Verfahrensbeteiligte
A.________,
Beschwerdeführer,
vertreten durch Rechtsanwalt Markus Bischoff,
gegen
Staatsanwaltschaft Zürich-Limmat,
Stauffacherstrasse 55, Postfach, 8036 Zürich.
Gegenstand
Anordnung von Untersuchungshaft,
Beschwerde gegen den Beschluss des Obergerichts des Kantons Zürich, III. Strafkammer, vom 20. Oktober 2017 (UB170132-O/U/BEE).
Sachverhalt:
A.
A.________ verbüsste bis zum 27. September 2017 eine Freiheitsstrafe in der Justizvollzugsanstalt Lenzburg. Am 26. September 2017 verfügte die Staatsanwaltschaft Zürich-Limmat die vorläufige Festnahme von A.________ per 28. September 2017, dem Tag unmittelbar nach Beendigung des Strafvollzugs. Am 27. September 2017 beantragte sie beim Zwangsmassnahmengericht des Bezirks Zürich die Anordnung von Untersuchungshaft wegen verschiedener im Strafvollzug begangener Straftaten. Mit Verfügung vom 29. September 2017 ordnete das Zwangsmassnahmengericht antragsgemäss Untersuchungshaft wegen Wiederholungsgefahr an.
B.
Dagegen führte A.________ Beschwerde beim Obergericht des Kantons Zürich. Dieses wies die Beschwerde mit Beschluss vom 20. Oktober 2017 ab.
C.
Mit Beschwerde in Strafsachen an das Bundesgericht vom 8. November 2017 beantragt A.________, den Beschluss des Obergerichts aufzuheben und die Sache zu neuer Entscheidung an dieses zurückzuweisen. Zudem stellt er ein Gesuch um unentgeltliche Rechtspflege und Verbeiständung. Zur Begründung wird eine Verletzung des Replikrechts und damit des Anspruchs auf rechtliches Gehör und auf ein faires Verfahren geltend gemacht.
Die Staatsanwaltschaft und das Obergericht verzichteten beide auf eine Stellungnahme.
Erwägungen:
1.
1.1. Gegen den angefochtenen kantonal letztinstanzlichen Haftentscheid steht die Beschwerde in Strafsachen an das Bundesgericht gemäss Art. 78 ff. BGG offen.
1.2. Der Beschwerdeführer nahm am vorinstanzlichen Verfahren teil und hat als Häftling und Beschuldigter sowie als direkter Adressat des angefochtenen Beschlusses ein rechtlich geschütztes Interesse an dessen Aufhebung oder Änderung. Er ist damit zur Beschwerde legitimiert (vgl.

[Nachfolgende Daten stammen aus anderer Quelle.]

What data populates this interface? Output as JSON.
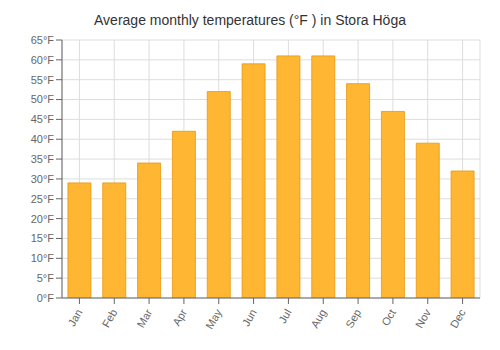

Art. 81 Abs. 2 BGG).
1.3. Mit der Beschwerde in Strafsachen an das Bundesgericht kann insbesondere die Verletzung von Bundesrecht unter Einschluss des Bundesverfassungsrechts gerügt werden (Art. 95 lit. a BGG).
2.
2.1. Der Beschwerdeführer rügt eine Verletzung seines Anspruchs auf ein faires Verfahren nach Art. 6 Ziff. 1 EMRK sowie auf rechtliches Gehör gemäss Art. 29 Abs. 2 BV. Diese Rechte sind formeller Natur. Ihre Verletzung führt ungeachtet der materiellen Begründetheit des Rechtsmittels zur Gutheissung der Beschwerde und zur Aufhebung des angefochtenen Entscheids (BGE 137 I 195 E. 2.2 S. 197), wenn eine Heilung in oberer Instanz ausser Betracht fällt (zu den Voraussetzungen s. BGE 137 I 195 E. 2.3.2 S. 197).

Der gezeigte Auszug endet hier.